UK inflation is lurking at its highest level in over two years, according to data published recently by the Office for National Statistics (ONS). However, what ought to spook British drivers is the devil in the detail. A break-up of ONS figures suggests much of the increase – which came in at 1.2% in November, up from 0.9% in October – was driven by higher fuel prices.
All the signs are that what we fork out at the petrol station forecourt is going to rise. For starters, the pound is currently 17.2% lower versus the dollar since the vote in favour of Brexit on 23 June. That puts an immediate pressure on fuel importation costs, with crude oil being priced in dollars, and the UK being a net importer since North Sea production peaked in 1999.
Additionally, the Brexit vote adds another level of complexity. While Remainers and Brexiters are busy haggling over what the actual economic impact of a decision to leave the European Union might eventually be, the here and now revolves around short-term macroeconomic uncertainty for refiners focused on catering to the needs of UK demand for petroleum products.
On average, around 20p in a litre of petrol is the industry's take. However, remove the refiners' costs and their profits plummet to 4-8p. Should input costs rise, as every indication suggests they would, refiners would feel inclined to pass on their costs to consumers. Recent developments increase the likelihood of such an event.

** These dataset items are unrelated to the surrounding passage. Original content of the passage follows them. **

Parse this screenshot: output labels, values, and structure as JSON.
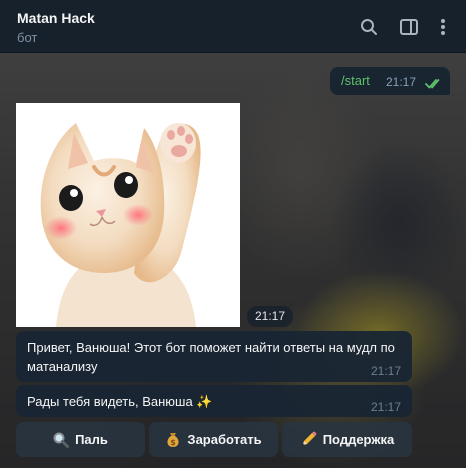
{
  "header": {
    "title": "Matan Hack",
    "subtitle": "бот",
    "icons": [
      "search-icon",
      "sidebar-toggle-icon",
      "more-vertical-icon"
    ]
  },
  "messages": {
    "outgoing": {
      "text": "/start",
      "time": "21:17",
      "status": "read"
    },
    "photo": {
      "time": "21:17",
      "subject": "kitten-waving"
    },
    "greeting": {
      "text": "Привет, Ванюша! Этот бот поможет найти ответы на мудл по матанализу",
      "time": "21:17"
    },
    "welcome": {
      "text": "Рады тебя видеть, Ванюша ✨",
      "time": "21:17"
    }
  },
  "keyboard": [
    {
      "label": "Паль",
      "icon": "magnifier-icon"
    },
    {
      "label": "Заработать",
      "icon": "money-bag-icon"
    },
    {
      "label": "Поддержка",
      "icon": "pencil-icon"
    }
  ],
  "colors": {
    "header_bg": "#17212b",
    "bubble_bg": "#182533",
    "command_green": "#5ec16b",
    "read_check": "#5ec16b"
  }
}
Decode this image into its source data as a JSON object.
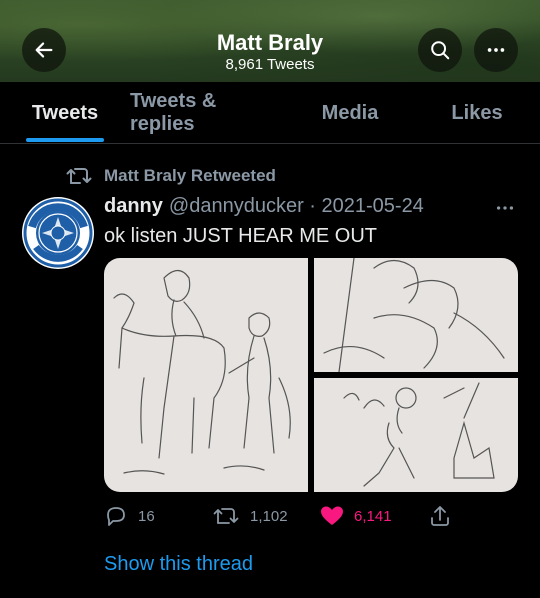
{
  "header": {
    "title": "Matt Braly",
    "subtitle": "8,961 Tweets",
    "back_icon": "arrow-left-icon",
    "search_icon": "search-icon",
    "more_icon": "more-horizontal-icon"
  },
  "tabs": [
    {
      "label": "Tweets",
      "active": true
    },
    {
      "label": "Tweets & replies",
      "active": false
    },
    {
      "label": "Media",
      "active": false
    },
    {
      "label": "Likes",
      "active": false
    }
  ],
  "tweet": {
    "retweet_label": "Matt Braly Retweeted",
    "author_name": "danny",
    "handle_date": "@dannyducker · 2021-05-24",
    "text": "ok listen JUST HEAR ME OUT",
    "avatar_text_top": "SUPPORT",
    "avatar_text_bottom": "STRIKE",
    "avatar_center": "IA",
    "actions": {
      "reply_count": "16",
      "retweet_count": "1,102",
      "like_count": "6,141",
      "liked": true
    },
    "show_thread": "Show this thread"
  },
  "colors": {
    "accent": "#1d9bf0",
    "like": "#f91880",
    "muted": "#8b98a5",
    "avatar_blue": "#1f5fa8"
  }
}
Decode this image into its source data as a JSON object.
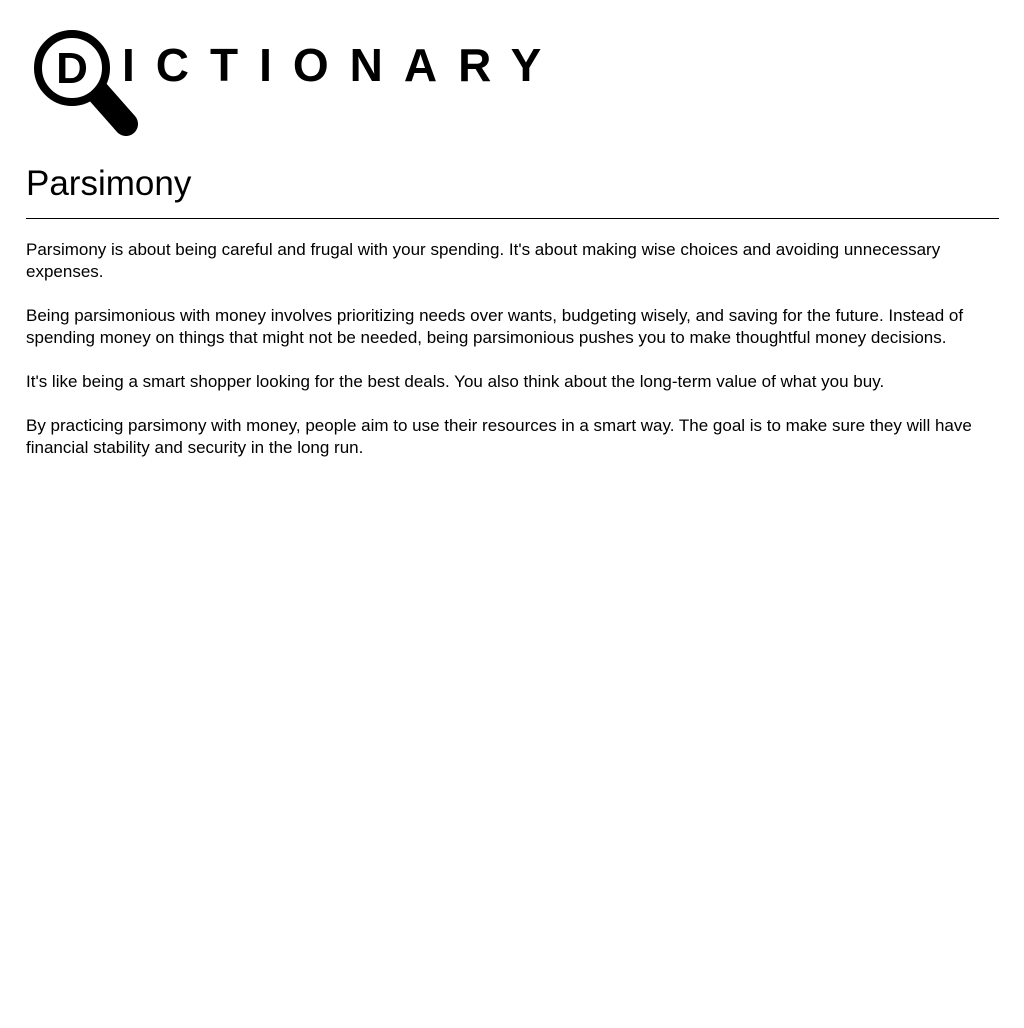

On 30 November, producers' cartel Opec unveiled a 1.2m barrels per day (bpd) cut in its output to 32.5m bpd; a first reduction in eight years. Ten days later, in another extraordinary development, major non-Opec producers, including Russia, unveiled their own cut of 558,000 bpd to back-up Opec's reduction in a first pact of its kind for 15 years.
Should the agreement hold up, it would potentially take out 1.76m bpd of crude oil for the first two quarters of 2017. Over the last fortnight, Brent – the preferred global benchmark – jumped from languishing in the mid-$40s to above $55 per barrel, and industry sources suggest the price could stay in the $50-$55 range. That means higher prices at the pump.
According to motorists' organisation the AA, a perfect storm of the oil producers' cut, Brexit jitters and a weaker pound could see the average price for unleaded petrol rise to £1.18 per litre from £1.15 in Scotland, Wales, Northern Ireland and Northern England over the short-term.
However, in London and the south-east, where IBTimes UK has found evidence of prices hitting £1.18 per litre in some forecourts, the figure could rise to the £1.22-£1.25 range. The big question is will we touch £1.30?
It all depends two key factors – (1) whether or not the oil producers' agreement holds up, as history points to a poor record of this happening, and (2) whether refiners and retailers, especially supermarket petrol forecourts, decide to absorb the costs or pass them on to drivers.
Michelle McGrade, chief investment officer of TD Direct Investing and IBTimes UK columnist, believes British consumers in general and drivers in particular should brace themselves for an expensive start to the year. "A higher oil price, together with a stronger dollar, could make things tougher for consumers because not only will petrol be more expensive, but this combination could fuel a stronger surge in inflation than originally expected, not least because inflation is highly correlated to oil price."
But some reckon, the producers' agreement might just unravel and provide a bit of relief. FXTM Research Analyst Lukman Otunuga said: "It should be kept in mind that the agreement is not legally obligatory and there are no fines in place for cheating which could spark speculations of members pumping incessantly in the New Year."
"If confidence starts to diminish over the success of the proposed cut, bears could jump back into the markets."
However, oil producers in general and Opec in particular insists, it's the individual governments that are responsible higher prices at the pump via their policy of heavy taxation on fuels.
According to Opec's research, during 2015, the share of total tax of the final retail price at petrol forecourts amounted to over 50%. "Therefore, the real burden on consumers comes from taxes, not from the original price paid for crude," Opec said.
By that token, the UK government is among the most guilty (see bar chart). In fact, the British tax levy on fuel came in at 67.2%, which is the highest in Europe and well above Germany (55.4%) and France (58.7%). It also capped the G7 taxation average of 52.9% and the OECD average of 50.4%, and was more than three times as much as the US levy of 21.1%.
So next time chancellor Philip Hammond stands up at the dispatch box – unveiling a freeze of the fuel duty, in step with his predecessor George Osborne – its worth remembering the Treasury is already taking a bigger share per litre than both oil producers and refiners put together. Whether petrol touches £1.30 or not, few expect any quarters from the Treasury.